Nel 1976 (esattamente 45 anni fa), il cantautore napoletano Edoardo Bennato pubblicò il suo quarto album intitolandolo “La torre di Babele”; in copertina, una piramide costituita da vari strati di figurine umane in tenuta bellica e in ordine cronologico di “apparizione” nella Storia, dall’uomo delle caverne armato di sola clava, fino ad arrivare al missile nucleare collocato in cima della torre.

“Strappate tutti i segreti alla natura
e non ci sarà più niente
che vi farà paura
e sarete voi a far girare la terra
con un filo, come una trottola
dall’alto di una stella.”

Come noto, gli anni ’70 in Italia hanno rappresentato un periodo di diffusa sensibilità popolare verso i temi della Guerra Fredda, del pericolo nucleare e in generale delle lotte per i diritti civili. L’album di Bennato si colloca in quel contesto ma, grazie all’uso sapiente della metafora, riesce ancora efficacemente a descrivere la situazione del nostro mondo, mezzo secolo dopo.

Profetico?

Non direi così tanto, piuttosto mi sembra che nel corso dei decenni successivi, ci siamo progressivamente disinteressati di certe criticità (l’impatto sull’ambiente della nostra civiltà in primis), come se in fondo si potesse “tirare a campare” all’infinito.

“E quella stella sarà il quartiere generale
per conquistare
quello che c’è ancora da conquistare
e da quella stella
per tutto l’universo
l’uomo si spazia per superare sé stesso.”

Il nucleo forte de “La torre di Babele” (lavoro musicalmente molto dylaniano, tra ballate acustiche ed elettrici brani rock-blues) è costituito dalla canzone omonima (il manifesto dell’intero album) e da una manciata di altre tracce nelle quali spicca particolarmente il tema della libertà individuale.

“Venderò”, ad esempio, con strofe lucide e spietate come le seguenti:

“Venderò il mio diploma
ai maestri del progresso
per costruire un nuovo automa
che dia a loro più ricchezza
e a me il successo”.

Il linguaggio di Bennato è spesso ironico, a tratti grottesco, come nella teatrale “Franz è il mio nome”, ambientata nella Berlino ancora divisa dal Muro: Franz è il carrettiere che si rende disponibile (quasi come un novello Caronte) a traghettare clandestinamente da est a ovest i fuggiaschi in disperata ricerca del paese dei balocchi (non a caso, il disco seguente del cantautore sarà il famoso “Burattino senza fili” ispirato a Collodi).

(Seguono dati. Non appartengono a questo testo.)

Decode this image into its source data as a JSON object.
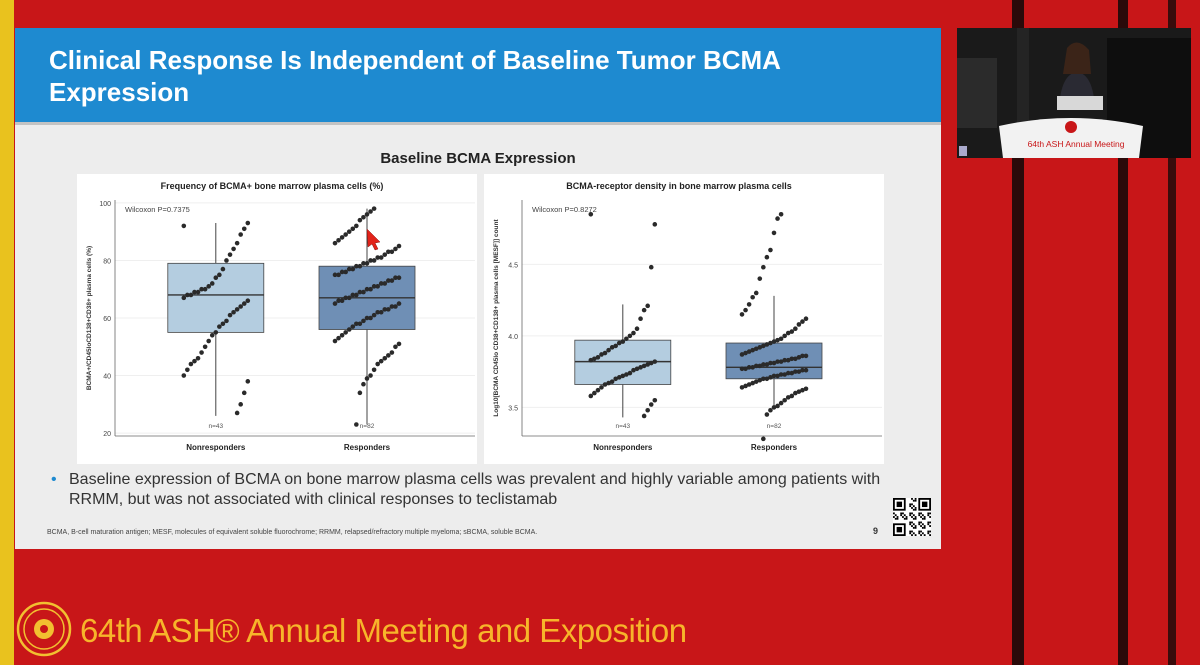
{
  "slide": {
    "title": "Clinical Response Is Independent of Baseline Tumor BCMA Expression",
    "section_title": "Baseline BCMA Expression",
    "bullet": "Baseline expression of BCMA on bone marrow plasma cells was prevalent and highly variable among patients with RRMM, but was not associated with clinical responses to teclistamab",
    "footnote": "BCMA, B-cell maturation antigen; MESF, molecules of equivalent soluble fluorochrome; RRMM, relapsed/refractory multiple myeloma; sBCMA, soluble BCMA.",
    "page_number": "9"
  },
  "camera": {
    "podium_label": "64th ASH Annual Meeting"
  },
  "footer": {
    "text": "64th ASH® Annual Meeting and Exposition"
  },
  "colors": {
    "header": "#1e8ad0",
    "box_nonresponders": "#b4cde0",
    "box_responders": "#6f8fb5",
    "footer_text": "#f7b52a",
    "background": "#c81618"
  },
  "chart_data": [
    {
      "type": "box",
      "title": "Frequency of BCMA+ bone marrow plasma cells (%)",
      "ylabel": "BCMA+/CD45loCD138+CD38+ plasma cells (%)",
      "xlabel": "",
      "annotation": "Wilcoxon P=0.7375",
      "ylim": [
        19,
        101
      ],
      "yticks": [
        "20",
        "40",
        "60",
        "80",
        "100"
      ],
      "categories": [
        "Nonresponders",
        "Responders"
      ],
      "n_labels": [
        "n=43",
        "n=82"
      ],
      "boxes": [
        {
          "q1": 55,
          "median": 68,
          "q3": 79,
          "whisker_low": 26,
          "whisker_high": 93
        },
        {
          "q1": 56,
          "median": 67,
          "q3": 78,
          "whisker_low": 23,
          "whisker_high": 98
        }
      ],
      "points": [
        [
          92,
          93,
          91,
          89,
          86,
          84,
          82,
          80,
          77,
          75,
          74,
          72,
          71,
          70,
          70,
          69,
          69,
          68,
          68,
          67,
          66,
          65,
          64,
          63,
          62,
          61,
          59,
          58,
          57,
          55,
          54,
          52,
          50,
          48,
          46,
          45,
          44,
          42,
          40,
          38,
          34,
          30,
          27
        ],
        [
          98,
          97,
          96,
          95,
          94,
          92,
          91,
          90,
          89,
          88,
          87,
          86,
          85,
          84,
          83,
          83,
          82,
          81,
          81,
          80,
          80,
          79,
          79,
          78,
          78,
          77,
          77,
          76,
          76,
          75,
          75,
          74,
          74,
          73,
          73,
          72,
          72,
          71,
          71,
          70,
          70,
          69,
          69,
          68,
          68,
          67,
          67,
          66,
          66,
          65,
          65,
          64,
          64,
          63,
          63,
          62,
          62,
          61,
          60,
          60,
          59,
          58,
          58,
          57,
          56,
          55,
          54,
          53,
          52,
          51,
          50,
          48,
          47,
          46,
          45,
          44,
          42,
          40,
          39,
          37,
          34,
          23
        ]
      ]
    },
    {
      "type": "box",
      "title": "BCMA-receptor density in bone marrow plasma cells",
      "ylabel": "Log10[BCMA CD45lo CD38+CD138+ plasma cells [MESF]] count",
      "xlabel": "",
      "annotation": "Wilcoxon P=0.8272",
      "ylim": [
        3.3,
        4.95
      ],
      "yticks": [
        "3.5",
        "4.0",
        "4.5"
      ],
      "categories": [
        "Nonresponders",
        "Responders"
      ],
      "n_labels": [
        "n=43",
        "n=82"
      ],
      "boxes": [
        {
          "q1": 3.66,
          "median": 3.82,
          "q3": 3.97,
          "whisker_low": 3.43,
          "whisker_high": 4.22
        },
        {
          "q1": 3.7,
          "median": 3.78,
          "q3": 3.95,
          "whisker_low": 3.5,
          "whisker_high": 4.28
        }
      ],
      "points": [
        [
          4.85,
          4.78,
          4.48,
          4.21,
          4.18,
          4.12,
          4.05,
          4.02,
          4.0,
          3.98,
          3.96,
          3.95,
          3.93,
          3.92,
          3.9,
          3.88,
          3.87,
          3.85,
          3.84,
          3.83,
          3.82,
          3.81,
          3.8,
          3.79,
          3.78,
          3.77,
          3.76,
          3.74,
          3.73,
          3.72,
          3.71,
          3.7,
          3.68,
          3.67,
          3.66,
          3.64,
          3.62,
          3.6,
          3.58,
          3.55,
          3.52,
          3.48,
          3.44
        ],
        [
          4.85,
          4.82,
          4.72,
          4.6,
          4.55,
          4.48,
          4.4,
          4.3,
          4.27,
          4.22,
          4.18,
          4.15,
          4.12,
          4.1,
          4.08,
          4.05,
          4.03,
          4.02,
          4.0,
          3.98,
          3.97,
          3.96,
          3.95,
          3.94,
          3.93,
          3.92,
          3.91,
          3.9,
          3.89,
          3.88,
          3.87,
          3.86,
          3.86,
          3.85,
          3.84,
          3.84,
          3.83,
          3.83,
          3.82,
          3.82,
          3.81,
          3.81,
          3.8,
          3.8,
          3.79,
          3.79,
          3.78,
          3.78,
          3.77,
          3.77,
          3.76,
          3.76,
          3.75,
          3.75,
          3.74,
          3.74,
          3.73,
          3.73,
          3.72,
          3.72,
          3.71,
          3.7,
          3.7,
          3.69,
          3.68,
          3.67,
          3.66,
          3.65,
          3.64,
          3.63,
          3.62,
          3.61,
          3.6,
          3.58,
          3.57,
          3.55,
          3.53,
          3.51,
          3.5,
          3.48,
          3.45,
          3.28
        ]
      ]
    }
  ]
}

“Franz è il mio nome e vendo la libertà
a chi vuol passare dall’altra parte della città
compra il biglietto e non ti pentirai
per quello che ti do non costa assai”

Come anche altrove nel disco, Bennato pone la domanda fatidica: quanto costa la tua libertà? Perché in fondo è qui che i nodi vengono al pettine, allora come oggi. Come nella famosa scena di “Matrix” (pillola rosso o pillola blu?), ognuno di noi ha sempre la facoltà di esercitare il proprio libero arbitrio. Cosa sono disposto a “vendere” di me stesso (ideali, libertà, prospettive future) in cambio del benessere esposto nelle luccicanti vetrine berlinesi? Alla lista della spesa oggi si potrebbe aggiungere: cosa sono disposto a perdere per tornare alla “vita di prima”?

“Eaa” è un altro rock ‘n’ roll divertente e sagace, dove però la comitiva a bordo del bus (l’Italia, l’Europa, il Mondo?) pare non accorgersi che, a tutta velocità, sta per finire dritto dritto in un burrone. Continuando allegramente a cantare, come se niente fosse.

Bennato (o meglio, il fratello Eugenio, autore del testo di “Venderò”) sembra però volerci dare anche un segnale positivo, facendo entrare in scena il personaggio di Raffaele, elemento di discontinuità con il passato e le sue forme ormai obsolete:

“Raffaele è contento
non si è mai laureato
ma ha studiato e guarisce la gente
e mi dice: stai attento
che ti fanno fuori dal gioco
se non hai niente
da offrire al mercato”

E qui forse la profezia era davvero tale.